Content analysis and computational linguistics methods require an enrichment of the discussion forum text. The bulk of our proposal thus centers around acquiring such annotated data. Since annotation efforts are costly in time and effort we divide our project implementation into three phases where each phase will involve annotation of incrementally larger samples of forum threads.
– Phase 0 (Pilot Phase): We will annotate 10 threads from discussion forums of one of the 3 MOOCs offered by NUS in 2014, hereafter referred to as NUS MOOCs. We have obtained NUS IRB approval to engage NUS and crowdsourced subjects to annotate the NUS MOOC data. We will use this phase to iron out operational issues that may crop up in recruiting, training annotators and annotating this small corpus. We further plan to analyse the annotated corpus and revise our annotation schema if necessary.  
– Phase 1 (NUS MOOCs): We will additionally annotate all threads from NUS MOOCs. We will measure key variables – both quantitative and qualitative – for learner performance from Coursera’s exported data.    We anticipate publishing significant correlations and findings observed between the interventions, their types and learning gains obtained through forum participation. We recognize that findings from NUS MOOCs may not generalize to other MOOCs as:
i) the annotated data is only a small sample relative to all other MOOCs, and as ii) the diversity in volume and interventions across different MOOCs. Therefore, we additionally seek to expand our dataset further in the next phase.  To save time and cost of annotation, we also plan to test if machine learning can automatically label threads using Phase 1 annotated data as seeds.  
We will start our analysis and modeling from Phase 0 to derive hypotheses to test at the larger scale on the Phase 1 data, in parallel to annotation.
– Phase 2 (Other Coursera MOOCs) This phase requires two modes of data collection. We will continue to annotate forum threads from MOOCs held at other universities that partner with Coursera. This requires consent and approval from those universities and Coursera. While Coursera has agreed we have also been advised to seek permission from the relevant universities directly. Efforts for this are currently underway, as we have worked with CDTL (Prof. Geertasema) colleagues to advertise our efforts with other universities.  We have some promising leads so far.
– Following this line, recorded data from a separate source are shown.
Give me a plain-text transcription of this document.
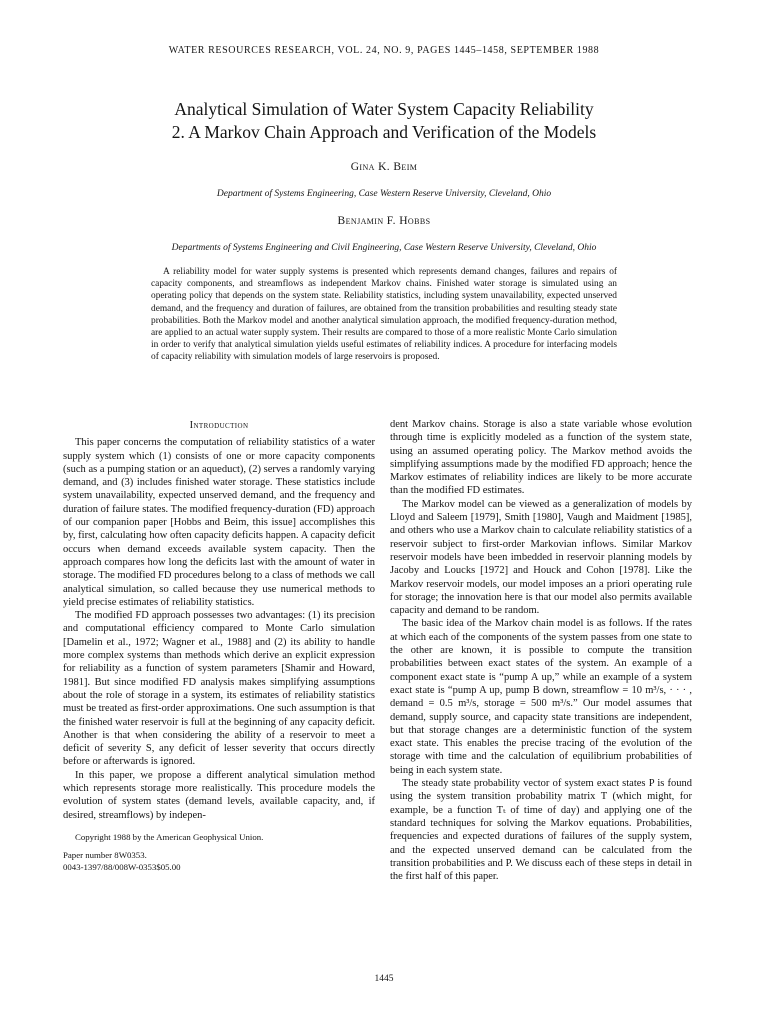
WATER RESOURCES RESEARCH, VOL. 24, NO. 9, PAGES 1445–1458, SEPTEMBER 1988
Analytical Simulation of Water System Capacity Reliability
2. A Markov Chain Approach and Verification of the Models
Gina K. Beim
Department of Systems Engineering, Case Western Reserve University, Cleveland, Ohio
Benjamin F. Hobbs
Departments of Systems Engineering and Civil Engineering, Case Western Reserve University, Cleveland, Ohio

A reliability model for water supply systems is presented which represents demand changes, failures and repairs of capacity components, and streamflows as independent Markov chains. Finished water storage is simulated using an operating policy that depends on the system state. Reliability statistics, including system unavailability, expected unserved demand, and the frequency and duration of failures, are obtained from the transition probabilities and resulting steady state probabilities. Both the Markov model and another analytical simulation approach, the modified frequency-duration method, are applied to an actual water supply system. Their results are compared to those of a more realistic Monte Carlo simulation in order to verify that analytical simulation yields useful estimates of reliability indices. A procedure for interfacing models of capacity reliability with simulation models of large reservoirs is proposed.

Introduction

This paper concerns the computation of reliability statistics of a water supply system which (1) consists of one or more capacity components (such as a pumping station or an aqueduct), (2) serves a randomly varying demand, and (3) includes finished water storage. These statistics include system unavailability, expected unserved demand, and the frequency and duration of failure states. The modified frequency-duration (FD) approach of our companion paper [Hobbs and Beim, this issue] accomplishes this by, first, calculating how often capacity deficits happen. A capacity deficit occurs when demand exceeds available system capacity. Then the approach compares how long the deficits last with the amount of water in storage. The modified FD procedures belong to a class of methods we call analytical simulation, so called because they use numerical methods to yield precise estimates of reliability statistics.

The modified FD approach possesses two advantages: (1) its precision and computational efficiency compared to Monte Carlo simulation [Damelin et al., 1972; Wagner et al., 1988] and (2) its ability to handle more complex systems than methods which derive an explicit expression for reliability as a function of system parameters [Shamir and Howard, 1981]. But since modified FD analysis makes simplifying assumptions about the role of storage in a system, its estimates of reliability statistics must be treated as first-order approximations. One such assumption is that the finished water reservoir is full at the beginning of any capacity deficit. Another is that when considering the ability of a reservoir to meet a deficit of severity S, any deficit of lesser severity that occurs directly before or afterwards is ignored.

In this paper, we propose a different analytical simulation method which represents storage more realistically. This procedure models the evolution of system states (demand levels, available capacity, and, if desired, streamflows) by indepen-

Copyright 1988 by the American Geophysical Union.
Paper number 8W0353.
0043-1397/88/008W-0353$05.00

dent Markov chains. Storage is also a state variable whose evolution through time is explicitly modeled as a function of the system state, using an assumed operating policy. The Markov method avoids the simplifying assumptions made by the modified FD approach; hence the Markov estimates of reliability indices are likely to be more accurate than the modified FD estimates.

The Markov model can be viewed as a generalization of models by Lloyd and Saleem [1979], Smith [1980], Vaugh and Maidment [1985], and others who use a Markov chain to calculate reliability statistics of a reservoir subject to first-order Markovian inflows. Similar Markov reservoir models have been imbedded in reservoir planning models by Jacoby and Loucks [1972] and Houck and Cohon [1978]. Like the Markov reservoir models, our model imposes an a priori operating rule for storage; the innovation here is that our model also permits available capacity and demand to be random.

The basic idea of the Markov chain model is as follows. If the rates at which each of the components of the system passes from one state to the other are known, it is possible to compute the transition probabilities between exact states of the system. An example of a component exact state is “pump A up,” while an example of a system exact state is “pump A up, pump B down, streamflow = 10 m³/s, · · · , demand = 0.5 m³/s, storage = 500 m³/s.” Our model assumes that demand, supply source, and capacity state transitions are independent, but that storage changes are a deterministic function of the system exact state. This enables the precise tracing of the evolution of the storage with time and the calculation of equilibrium probabilities of being in each system state.

The steady state probability vector of system exact states P is found using the system transition probability matrix T (which might, for example, be a function Tₜ of time of day) and applying one of the standard techniques for solving the Markov equations. Probabilities, frequencies and expected durations of failures of the supply system, and the expected unserved demand can be calculated from the transition probabilities and P. We discuss each of these steps in detail in the first half of this paper.

1445
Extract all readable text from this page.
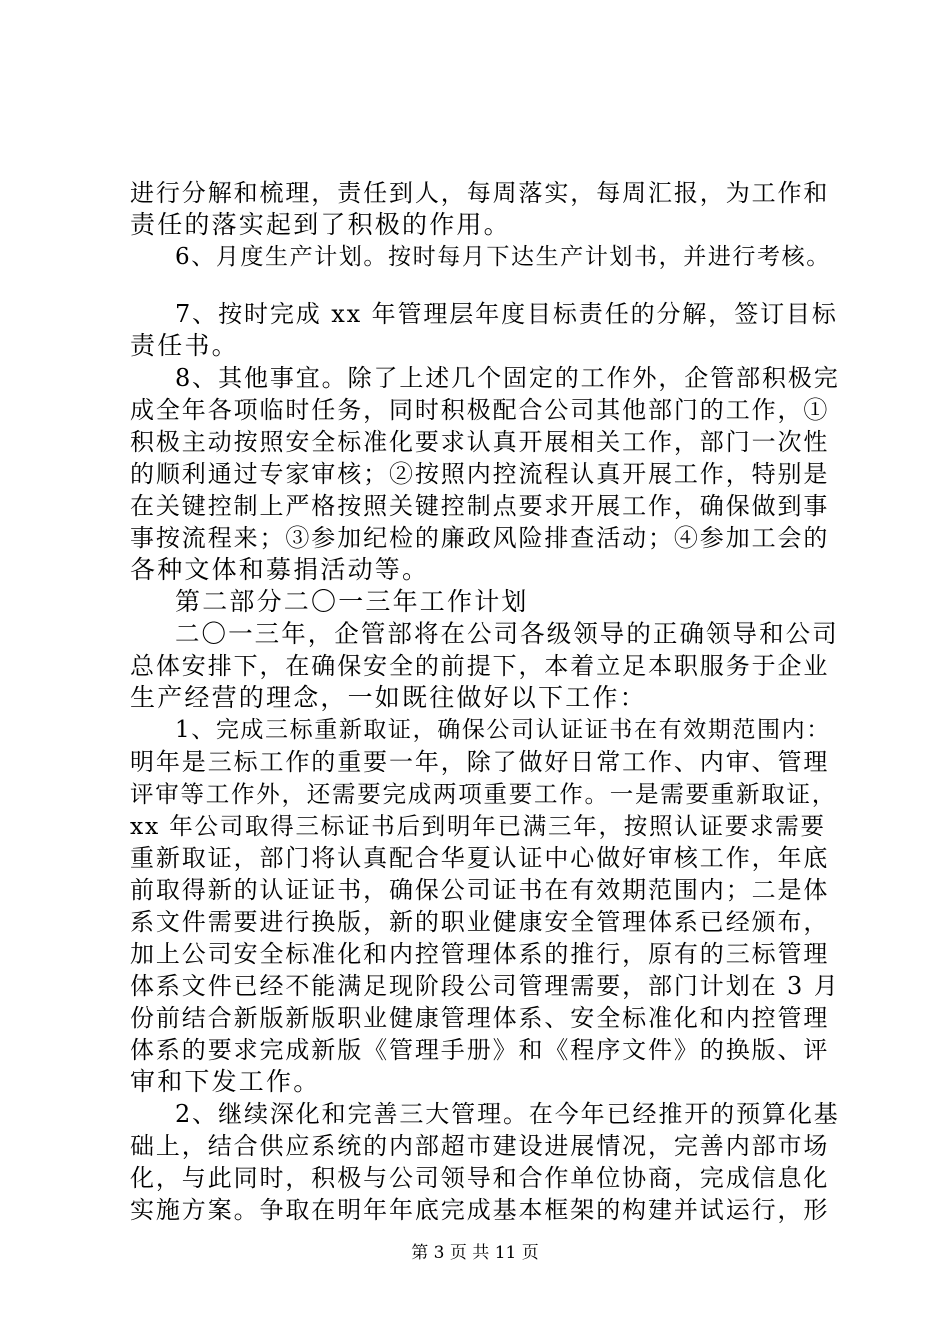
进行分解和梳理，责任到人，每周落实，每周汇报，为工作和
责任的落实起到了积极的作用。
6、月度生产计划。按时每月下达生产计划书，并进行考核。
7、按时完成 xx 年管理层年度目标责任的分解，签订目标
责任书。
8、其他事宜。除了上述几个固定的工作外，企管部积极完
成全年各项临时任务，同时积极配合公司其他部门的工作，①
积极主动按照安全标准化要求认真开展相关工作，部门一次性
的顺利通过专家审核；②按照内控流程认真开展工作，特别是
在关键控制上严格按照关键控制点要求开展工作，确保做到事
事按流程来；③参加纪检的廉政风险排查活动；④参加工会的
各种文体和募捐活动等。
第二部分二〇一三年工作计划
二〇一三年，企管部将在公司各级领导的正确领导和公司
总体安排下，在确保安全的前提下，本着立足本职服务于企业
生产经营的理念，一如既往做好以下工作：
1、完成三标重新取证，确保公司认证证书在有效期范围内：
明年是三标工作的重要一年，除了做好日常工作、内审、管理
评审等工作外，还需要完成两项重要工作。一是需要重新取证，
xx 年公司取得三标证书后到明年已满三年，按照认证要求需要
重新取证，部门将认真配合华夏认证中心做好审核工作，年底
前取得新的认证证书，确保公司证书在有效期范围内；二是体
系文件需要进行换版，新的职业健康安全管理体系已经颁布，
加上公司安全标准化和内控管理体系的推行，原有的三标管理
体系文件已经不能满足现阶段公司管理需要，部门计划在 3 月
份前结合新版新版职业健康管理体系、安全标准化和内控管理
体系的要求完成新版《管理手册》和《程序文件》的换版、评
审和下发工作。
2、继续深化和完善三大管理。在今年已经推开的预算化基
础上，结合供应系统的内部超市建设进展情况，完善内部市场
化，与此同时，积极与公司领导和合作单位协商，完成信息化
实施方案。争取在明年年底完成基本框架的构建并试运行，形
第 3 页 共 11 页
This phase also requires travel and work onsite at Coursera (Mountain View, CA) to collect and process data for other variables of interest studied during Phase 1. This is onsite work is necessary since Coursera cannot transfer MOOC student data outside partner universities. To this end, we seek travel support for two trips1. The second trip is planned for the end of the project to consolidate findings that might require additional data, and collaborate with Coursera to integrate tools developed into learning management systems including NUS IVLE and on the client side (e.g., web browser) of MOOC platforms.  
From the modeling and analyses done in Phase 1 (over the small Phase 0 data) we will test and deploy our methods over the Phase and Phase 2 data) concurrently with the Phase 2 annotation.
We understand that LIF‐T funding specifically forbids student field trip funding, but in this case, the student’s physical presence at Coursera is necessary and we seek exemption from the LIF‐T funding policy in this respect.